Mieulx est de ris que de larmes escripre, pour ce que rire est le propre de l’homme
“It’s better to write about laughter than tears, because laughter is what humans do”
Rabelais, Gargantua
(Well there might be a few serious bits)

Silver dirhams from Orkney

Curator’s Choice #9

January 29, 20240 comment

I wonder how many people quite realise the number of remarkable archaeological finds that have been made in Orkney over the last 150 years. Many of them are not on display in Orkney museum and can easily be overlooked. In fact many of them are apparently not on display in the National Museum in Edinburgh either, although that is where they are kept (see their collections database).

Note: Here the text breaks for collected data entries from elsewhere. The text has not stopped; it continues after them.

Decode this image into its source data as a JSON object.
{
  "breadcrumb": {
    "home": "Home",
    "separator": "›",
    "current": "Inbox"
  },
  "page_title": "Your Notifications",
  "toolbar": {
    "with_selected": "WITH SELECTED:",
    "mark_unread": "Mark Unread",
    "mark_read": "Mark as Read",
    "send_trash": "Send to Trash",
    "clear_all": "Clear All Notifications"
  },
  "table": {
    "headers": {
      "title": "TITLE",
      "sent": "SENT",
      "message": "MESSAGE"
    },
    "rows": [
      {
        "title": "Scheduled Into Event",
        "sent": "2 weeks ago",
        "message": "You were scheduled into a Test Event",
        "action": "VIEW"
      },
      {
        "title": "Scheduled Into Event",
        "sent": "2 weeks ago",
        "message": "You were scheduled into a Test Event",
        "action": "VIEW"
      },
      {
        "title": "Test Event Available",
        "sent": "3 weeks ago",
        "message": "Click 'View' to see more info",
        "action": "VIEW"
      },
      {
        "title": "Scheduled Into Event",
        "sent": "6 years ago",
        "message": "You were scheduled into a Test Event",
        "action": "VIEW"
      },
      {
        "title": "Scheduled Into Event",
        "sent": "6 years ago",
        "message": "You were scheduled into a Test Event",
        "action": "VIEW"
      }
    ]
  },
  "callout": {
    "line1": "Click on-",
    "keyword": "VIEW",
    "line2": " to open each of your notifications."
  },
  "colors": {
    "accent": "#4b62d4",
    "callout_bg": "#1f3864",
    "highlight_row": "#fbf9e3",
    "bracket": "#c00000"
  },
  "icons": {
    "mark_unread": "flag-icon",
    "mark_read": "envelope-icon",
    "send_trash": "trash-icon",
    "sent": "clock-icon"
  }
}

Some are objects of national significance, and some are there because Orkney Museum didn’t open until 1968 and it didn’t have a full-time curator until 1976. There was nowhere to safely store or display finds in the islands. The Treasure Trove laws also come into it, and they are different in Scotland from those in England. Among these special finds from Orkney is a group of silver dirhams, Arab coins found with a hoard of Viking silver.

Two sides of a replica silver dirham (ancient Arab coin)
replica silver dirham

Silver dirhams were coins used throughout  the Islamic world at that time. They are a fascinating reminder of how far Viking contacts reached in the 10th century. Vikings traded from Scandinavia to the Irish Sea, where the ircity of Dublin was probably the richest port in Western Britain at that time. They travelled to Russia and as far as Constantinople to the east and south, to Iceland and Greenland to the west. And Orkney lay in the middle of these, ruled by a Viking earl.

Several hoards of precious metal from this period have been found in Orkney. The Skaill hoard, which weighed 8kg, was found in March 1858 in sand dunes near St Peters Kirk at the Bay of Skaill. It was buried in a stone cist and contained not only hack-silver (chopped –up silver objects intended for recycling), but brooches, arm- and neck-rings, ingots, three Anglo-Saxon coins, and twenty-one Arab dirhams. Only one of the Arab coins is complete. The dates of the coins suggest that the hoard was buried in the 10th century CE:  the latest of the dirhams was struck at Bagdad in 945CE, and the latest Anglo-Saxon coin was dated to c.925.

The hoard contained a number of silver brooches of probably Irish or Manx origin which have attracted much more attention. They are beautiful. But somehow I find these coins with their graceful writing even more beautiful, and coming from so much farther away, more exotic.